My cousin Laura gave me this recipe a few years ago and we love it for special occasions! These burgers are out of this world, I'm telling y'all!
- 1 750-ml bottle Cabernet Sauvignon (we use two buck chuck)
- 1/4 cup minced shallots
- 9 tablespoons unsalted butter, room temperature
- 2 teaspoons golden brown sugar (we only use one)
- 1 tablespoon minced fresh rosemary
- 1 1/2 pounds ground beef
- 1 teaspoon salt
- 1/2 teaspoon ground black pepper
- 1 cup (packed) coarsely grated extra-sharp white cheddar cheese (we use slices)

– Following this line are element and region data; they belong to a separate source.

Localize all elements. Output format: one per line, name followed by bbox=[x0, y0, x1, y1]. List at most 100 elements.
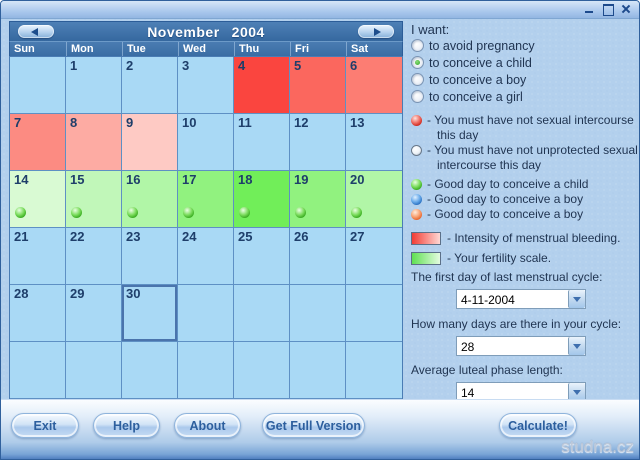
day-cell-15[interactable]: 15 bbox=[66, 171, 122, 228]
combo-dropdown-button[interactable] bbox=[568, 337, 585, 355]
day-cell-empty[interactable] bbox=[290, 285, 346, 342]
day-cell-18[interactable]: 18 bbox=[234, 171, 290, 228]
legend-text: - Good day to conceive a boy bbox=[427, 192, 584, 206]
form-field-label: How many days are there in your cycle: bbox=[411, 317, 622, 331]
goal-option-label: to avoid pregnancy bbox=[429, 38, 535, 53]
radio-icon[interactable] bbox=[411, 56, 424, 69]
combo-value: 28 bbox=[461, 340, 475, 354]
day-number: 23 bbox=[126, 229, 141, 244]
day-number: 10 bbox=[182, 115, 197, 130]
help-button[interactable]: Help bbox=[93, 413, 160, 438]
day-cell-empty[interactable] bbox=[346, 342, 402, 399]
chevron-down-icon bbox=[573, 389, 581, 395]
calendar-grid: 1 2 3 4 5 6 7 8 9 10 11 12 13 14 15 16 17 18 19 20 21 22 23 24 2… bbox=[9, 56, 403, 400]
day-cell-20[interactable]: 20 bbox=[346, 171, 402, 228]
day-cell-29[interactable]: 29 bbox=[66, 285, 122, 342]
day-cell-16[interactable]: 16 bbox=[122, 171, 178, 228]
combo-dropdown-button[interactable] bbox=[568, 383, 585, 401]
day-cell-11[interactable]: 11 bbox=[234, 114, 290, 171]
next-month-button[interactable] bbox=[358, 25, 394, 38]
day-cell-empty[interactable] bbox=[122, 342, 178, 399]
goal-radio-group: to avoid pregnancy to conceive a child to … bbox=[411, 37, 639, 105]
goal-option-2[interactable]: to conceive a boy bbox=[411, 71, 639, 88]
day-cell-12[interactable]: 12 bbox=[290, 114, 346, 171]
weekday-label-sat: Sat bbox=[346, 42, 402, 56]
day-cell-5[interactable]: 5 bbox=[290, 57, 346, 114]
day-number: 15 bbox=[70, 172, 85, 187]
day-cell-19[interactable]: 19 bbox=[290, 171, 346, 228]
day-cell-22[interactable]: 22 bbox=[66, 228, 122, 285]
day-number: 17 bbox=[182, 172, 197, 187]
day-cell-4[interactable]: 4 bbox=[234, 57, 290, 114]
day-number: 22 bbox=[70, 229, 85, 244]
day-number: 7 bbox=[14, 115, 22, 130]
day-number: 14 bbox=[14, 172, 29, 187]
day-cell-empty[interactable] bbox=[346, 285, 402, 342]
day-cell-10[interactable]: 10 bbox=[178, 114, 234, 171]
scale-legend: - Intensity of menstrual bleeding. - Your… bbox=[411, 230, 639, 266]
radio-icon[interactable] bbox=[411, 73, 424, 86]
legend-text: - Good day to conceive a boy bbox=[427, 207, 584, 221]
combo-field-1[interactable]: 28 bbox=[456, 336, 586, 356]
goal-option-0[interactable]: to avoid pregnancy bbox=[411, 37, 639, 54]
combo-value: 4-11-2004 bbox=[461, 293, 515, 307]
day-cell-21[interactable]: 21 bbox=[10, 228, 66, 285]
day-cell-3[interactable]: 3 bbox=[178, 57, 234, 114]
day-cell-7[interactable]: 7 bbox=[10, 114, 66, 171]
legend-text: - Intensity of menstrual bleeding. bbox=[447, 231, 621, 245]
day-cell-2[interactable]: 2 bbox=[122, 57, 178, 114]
exit-button[interactable]: Exit bbox=[11, 413, 79, 438]
day-number: 29 bbox=[70, 286, 85, 301]
minimize-button[interactable] bbox=[583, 3, 597, 15]
day-cell-17[interactable]: 17 bbox=[178, 171, 234, 228]
day-cell-empty[interactable] bbox=[10, 342, 66, 399]
settings-panel: I want: to avoid pregnancy to conceive a … bbox=[411, 19, 639, 402]
day-cell-23[interactable]: 23 bbox=[122, 228, 178, 285]
day-cell-14[interactable]: 14 bbox=[10, 171, 66, 228]
goal-option-1[interactable]: to conceive a child bbox=[411, 54, 639, 71]
prev-month-button[interactable] bbox=[18, 25, 54, 38]
weekday-label-sun: Sun bbox=[14, 43, 35, 55]
day-cell-24[interactable]: 24 bbox=[178, 228, 234, 285]
day-cell-26[interactable]: 26 bbox=[290, 228, 346, 285]
day-cell-empty[interactable] bbox=[10, 57, 66, 114]
legend-text: - You must have not unprotected sexual i… bbox=[427, 143, 638, 172]
day-cell-1[interactable]: 1 bbox=[66, 57, 122, 114]
combo-field-0[interactable]: 4-11-2004 bbox=[456, 289, 586, 309]
day-cell-empty[interactable] bbox=[66, 342, 122, 399]
day-cell-empty[interactable] bbox=[234, 285, 290, 342]
day-cell-8[interactable]: 8 bbox=[66, 114, 122, 171]
day-cell-27[interactable]: 27 bbox=[346, 228, 402, 285]
weekday-label-mon: Mon bbox=[66, 42, 122, 56]
radio-icon[interactable] bbox=[411, 90, 424, 103]
legend-item: - Intensity of menstrual bleeding. bbox=[411, 230, 639, 246]
day-number: 26 bbox=[294, 229, 309, 244]
calendar-month-title: November 2004 bbox=[147, 24, 265, 40]
maximize-button[interactable] bbox=[601, 3, 615, 16]
day-number: 30 bbox=[126, 286, 141, 301]
weekday-label-thu: Thu bbox=[234, 42, 290, 56]
day-cell-empty[interactable] bbox=[178, 342, 234, 399]
radio-icon[interactable] bbox=[411, 39, 424, 52]
form-field-label: Average luteal phase length: bbox=[411, 363, 563, 377]
no-intercourse-icon bbox=[411, 115, 422, 126]
combo-dropdown-button[interactable] bbox=[568, 290, 585, 308]
day-cell-empty[interactable] bbox=[234, 342, 290, 399]
get-full-version-button[interactable]: Get Full Version bbox=[262, 413, 365, 438]
day-cell-9[interactable]: 9 bbox=[122, 114, 178, 171]
day-cell-6[interactable]: 6 bbox=[346, 57, 402, 114]
day-cell-25[interactable]: 25 bbox=[234, 228, 290, 285]
about-button[interactable]: About bbox=[174, 413, 241, 438]
close-button[interactable] bbox=[619, 3, 633, 15]
day-cell-30[interactable]: 30 bbox=[122, 285, 178, 342]
good-day-child-icon bbox=[411, 179, 422, 190]
day-cell-empty[interactable] bbox=[178, 285, 234, 342]
calculate--button[interactable]: Calculate! bbox=[499, 413, 577, 438]
day-cell-empty[interactable] bbox=[290, 342, 346, 399]
legend-text: - Good day to conceive a child bbox=[427, 177, 589, 191]
day-cell-13[interactable]: 13 bbox=[346, 114, 402, 171]
weekday-header-row: Sun Mon Tue Wed Thu Fri Sat bbox=[9, 41, 403, 56]
goal-option-3[interactable]: to conceive a girl bbox=[411, 88, 639, 105]
day-cell-28[interactable]: 28 bbox=[10, 285, 66, 342]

- 4 4 1/2-inch squares focaccia, cut horizontally in half (we use onion buns)
- 8 large tomato slices (we omit)
- 2 cups arugula (we omit)
Boil wine and shallots in medium saucepan until reduced to 3/4 cup, about 20 minutes. Add 1 tablespoon butter and brown sugar; whisk until butter melts and sugar dissolves. Remove from heat.
Mix remaining 8 tablespoons butter and rosemary in small bowl. Set aside.
Prepare grill (medium-high heat). Mix beef, salt, pepper, and 1/4 cup wine-shallot mixture in bowl. Form meat into four 5-inch squares or rounds. Grill burgers until brown on bottom, about 3 minutes. Turn burgers and brush with wine-shallot mixture. Continue grilling burgers until cooked to desired doneness, turning and brushing occasionally with wine-shallot mixture, about 4 minutes longer for medium-rare. Sprinkle with cheese after last turn and grill until cheese melts.
Spread cut sides of bread with rosemary butter. Grill, cut side down, until golden, about 2 minutes.
Arrange bread, grilled side up, on plates. Top bottom halves with burgers, then tomatoes and arugula. Cover with top halves of bread.